Hot Docs opens up int’l markets

Two years ago, director Barry Stevens presented the pitch for his film Offspring at the Toronto Documentary Forum, Hot Docs’ flagship market event. Not only did this exercise provide Stevens with a creative boost, it helped the CBC-backed production secure international cofinancing.

While the TDF brought direct funding from VPRO (Dutch Public Television), the interest generated helped make Offspring an award-winning documentary seen worldwide. Many distributors and broadcasters at Stevens’ pitch kept an eye on Offspring’s progress, and the film was sold to various international broadcasters, including BBC, once it was completed the following year.

A personal film about being born through artificial insemination, Offspring, produced by Barna-Alper Productions for CBC’s Witness, documents Stevens’ search for his biological father and half siblings. It won the Audience Award at the International Documentary Filmfestival Amsterdam in November 2001 and can be seen at Hot Docs this year.

The TDF is a closed-door, roundtable pitch forum that helps independent producers raise cofinancing, and has garnered producers more than $2.5 million since it began two years ago. Other market events at Hot Docs, which runs April 26 to May 5 at various Toronto venues, include Rendezvous, The Doc Shop and Cyber Pitch.

‘Documentary festivals are the best original marketing device for independent filmmakers,’ says U.S. cinema verite pioneer Frederick Wiseman, who will be presented with the lifetime achievement award at Hot Docs’ closing-night awards presentation,

It was good press at the 1967 New York Film Festival that helped Wiseman find distribution for his first film, the controversial Titicut Follies, which exposed disturbing practices at the Bridgewater State Hospital for the Criminally Insane.

Hot Docs’ Canadian Spectrum program kicks off with the world premiere of director Kevin McMahon’s McLuhan’s Wake, which tracks the life and work of communications theorist Marshall McLuhan. The film is one of 30 homegrown documentaries selected from 312 submissions.

The new Focus On section of the program will highlight the work of one Canadian filmmaker; this year it will feature six early works by Nunavut director Zacharias Kunuk, whose Antanarjuat (The Fast Runner) won six Genies.

David MacIntosh, programmer for the Canadian Spectrum, says the number of submissions this year is in keeping with previous festivals, but that more of this year’s Canuck films, about one-third, come from first-time filmmakers. ‘Some of the films are very independent and some have been funded through the standard mechanisms,’ he says. The festival will include 15 documentaries by first-time directors from around the world.

MacIntosh adds that fewer first-person Canadian docs were submitted than he expected. ‘It seems that a lot of people have moved to a variety of formats, either letting the subject speak for themselves or using some form of narration,’ he notes.

But on the global scene, Marc Glassman, programmer for Hot Docs’ International Showcase, was struck by the large number of highly personal, first-person documentaries submitted.

The International Showcase features 43 films from 22 countries. Glassman says there were more than 750 submissions this year, about 150 more than in 2001. ‘The increase is due to the festival’s increasing international reputation,’ he says.

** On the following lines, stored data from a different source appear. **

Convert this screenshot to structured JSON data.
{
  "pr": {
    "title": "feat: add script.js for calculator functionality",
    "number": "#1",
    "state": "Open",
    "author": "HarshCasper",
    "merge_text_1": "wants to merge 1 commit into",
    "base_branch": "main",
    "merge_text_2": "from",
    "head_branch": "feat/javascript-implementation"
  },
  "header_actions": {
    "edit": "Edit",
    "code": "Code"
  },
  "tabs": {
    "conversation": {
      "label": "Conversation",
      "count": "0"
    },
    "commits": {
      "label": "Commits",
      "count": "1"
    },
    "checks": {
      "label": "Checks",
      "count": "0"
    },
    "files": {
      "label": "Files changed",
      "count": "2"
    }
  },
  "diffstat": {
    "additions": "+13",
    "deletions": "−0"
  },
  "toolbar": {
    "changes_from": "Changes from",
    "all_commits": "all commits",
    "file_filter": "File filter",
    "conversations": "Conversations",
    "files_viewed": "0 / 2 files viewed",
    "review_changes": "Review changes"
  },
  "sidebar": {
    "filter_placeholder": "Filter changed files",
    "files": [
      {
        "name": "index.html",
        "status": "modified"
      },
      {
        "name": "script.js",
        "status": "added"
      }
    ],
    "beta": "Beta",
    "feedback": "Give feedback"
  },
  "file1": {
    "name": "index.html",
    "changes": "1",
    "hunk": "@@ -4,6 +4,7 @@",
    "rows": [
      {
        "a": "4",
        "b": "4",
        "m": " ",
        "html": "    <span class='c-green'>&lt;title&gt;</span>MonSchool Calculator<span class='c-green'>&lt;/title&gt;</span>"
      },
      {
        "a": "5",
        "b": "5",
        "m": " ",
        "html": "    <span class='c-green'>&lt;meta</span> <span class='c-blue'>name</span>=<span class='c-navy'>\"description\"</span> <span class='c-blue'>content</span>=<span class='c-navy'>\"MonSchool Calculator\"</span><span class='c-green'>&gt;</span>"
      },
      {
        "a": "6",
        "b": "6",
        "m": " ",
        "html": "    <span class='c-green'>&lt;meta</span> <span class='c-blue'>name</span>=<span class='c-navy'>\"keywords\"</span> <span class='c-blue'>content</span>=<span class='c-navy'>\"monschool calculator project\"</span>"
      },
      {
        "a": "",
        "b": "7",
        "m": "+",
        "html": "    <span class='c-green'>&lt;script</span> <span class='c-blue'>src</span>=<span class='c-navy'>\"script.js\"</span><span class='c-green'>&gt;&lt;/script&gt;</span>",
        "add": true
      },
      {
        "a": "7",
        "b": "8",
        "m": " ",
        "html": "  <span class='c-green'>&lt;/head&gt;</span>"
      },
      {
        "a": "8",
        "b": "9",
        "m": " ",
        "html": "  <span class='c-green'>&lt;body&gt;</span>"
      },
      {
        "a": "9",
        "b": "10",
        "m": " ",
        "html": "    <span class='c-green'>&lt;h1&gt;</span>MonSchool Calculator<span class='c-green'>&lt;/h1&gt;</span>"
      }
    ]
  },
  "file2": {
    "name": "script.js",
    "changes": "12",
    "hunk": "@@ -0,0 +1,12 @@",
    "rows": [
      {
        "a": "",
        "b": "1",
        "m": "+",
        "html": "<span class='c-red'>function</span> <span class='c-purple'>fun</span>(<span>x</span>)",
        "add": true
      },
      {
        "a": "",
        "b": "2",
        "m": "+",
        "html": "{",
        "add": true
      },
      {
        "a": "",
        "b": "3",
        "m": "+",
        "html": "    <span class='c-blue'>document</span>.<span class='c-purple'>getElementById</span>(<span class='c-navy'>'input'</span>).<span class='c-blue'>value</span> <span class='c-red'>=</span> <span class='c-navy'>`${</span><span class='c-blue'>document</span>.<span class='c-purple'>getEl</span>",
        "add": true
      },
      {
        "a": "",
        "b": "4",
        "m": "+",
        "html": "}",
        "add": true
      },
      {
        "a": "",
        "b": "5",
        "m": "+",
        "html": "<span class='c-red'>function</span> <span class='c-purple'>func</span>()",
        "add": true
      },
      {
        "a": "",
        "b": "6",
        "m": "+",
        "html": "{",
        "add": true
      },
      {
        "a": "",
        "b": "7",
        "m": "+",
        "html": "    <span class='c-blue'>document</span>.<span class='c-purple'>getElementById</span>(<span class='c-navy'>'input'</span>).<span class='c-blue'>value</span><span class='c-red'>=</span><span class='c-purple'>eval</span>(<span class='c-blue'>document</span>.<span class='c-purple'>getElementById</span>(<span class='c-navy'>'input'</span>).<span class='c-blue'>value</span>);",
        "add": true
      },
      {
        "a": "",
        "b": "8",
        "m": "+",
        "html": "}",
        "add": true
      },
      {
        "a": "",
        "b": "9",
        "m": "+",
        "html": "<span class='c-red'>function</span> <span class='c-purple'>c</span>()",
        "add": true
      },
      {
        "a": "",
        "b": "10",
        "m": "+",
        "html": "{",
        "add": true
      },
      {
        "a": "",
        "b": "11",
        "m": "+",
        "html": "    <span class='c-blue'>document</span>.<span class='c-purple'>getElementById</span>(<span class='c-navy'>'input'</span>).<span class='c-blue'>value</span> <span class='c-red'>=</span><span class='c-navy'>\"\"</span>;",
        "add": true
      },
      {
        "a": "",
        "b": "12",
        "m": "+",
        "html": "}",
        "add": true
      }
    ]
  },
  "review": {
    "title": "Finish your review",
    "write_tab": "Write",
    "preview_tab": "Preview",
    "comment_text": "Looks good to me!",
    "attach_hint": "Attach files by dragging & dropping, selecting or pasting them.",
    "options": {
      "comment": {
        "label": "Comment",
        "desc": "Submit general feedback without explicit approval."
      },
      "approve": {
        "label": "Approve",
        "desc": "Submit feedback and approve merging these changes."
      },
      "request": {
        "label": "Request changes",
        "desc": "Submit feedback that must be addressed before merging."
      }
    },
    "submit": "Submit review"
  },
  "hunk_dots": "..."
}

Submissions tend to be highest from regions that have been in Hot Docs’ National Spotlight in previous years – Australia, France and the Nordic countries.

Although Glassman would like to see more films coming from the Middle East, Iran is particularly well represented this year, with three of its 12 submissions included in the showcase.

The National Spotlight focuses on Germany. ‘Germany is the largest market for Canadian documentary programming,’ says Chris McDonald, the festival’s executive director. Hot Docs will feature a total of 11 films by German directors, nine in the National Spotlight.

Overall, the selection of German films is distinguished by high production values. All but one in the National Spotlight were shot on 35mm, compared to fewer than half in the International Showcase.

The festival opens with the Canadian premiere of Blue Vinyl from New York directors Judith Helfand and Daniel B. Gold, and finishes with the Toronto premiere of Nisha Pahluja’s Bollywood Bound, a National Film Board production that follows young Canadians to Mumbai, India in search of stardom.

The lighter side of the festival returns with Moc Docs, featuring seven absurd shorts – including Shriek of the South Shore Yeti, about a fiddle-playing Sasquatch – selected from a nationwide script contest. The mocumentaries, which were prepped, shot on digital camcorders and edited in under one month, will be screened with feature-length docs before appearing on CBC’s Newsworld Rough Cuts.

Meanwhile, in B.C., DOXA, Vancouver’s first documentary film and video festival, kicks off May 22 and will screen 36 film and video titles over five evenings. The festival features several thematic programs that offer a critical examination of mass media and consumer culture.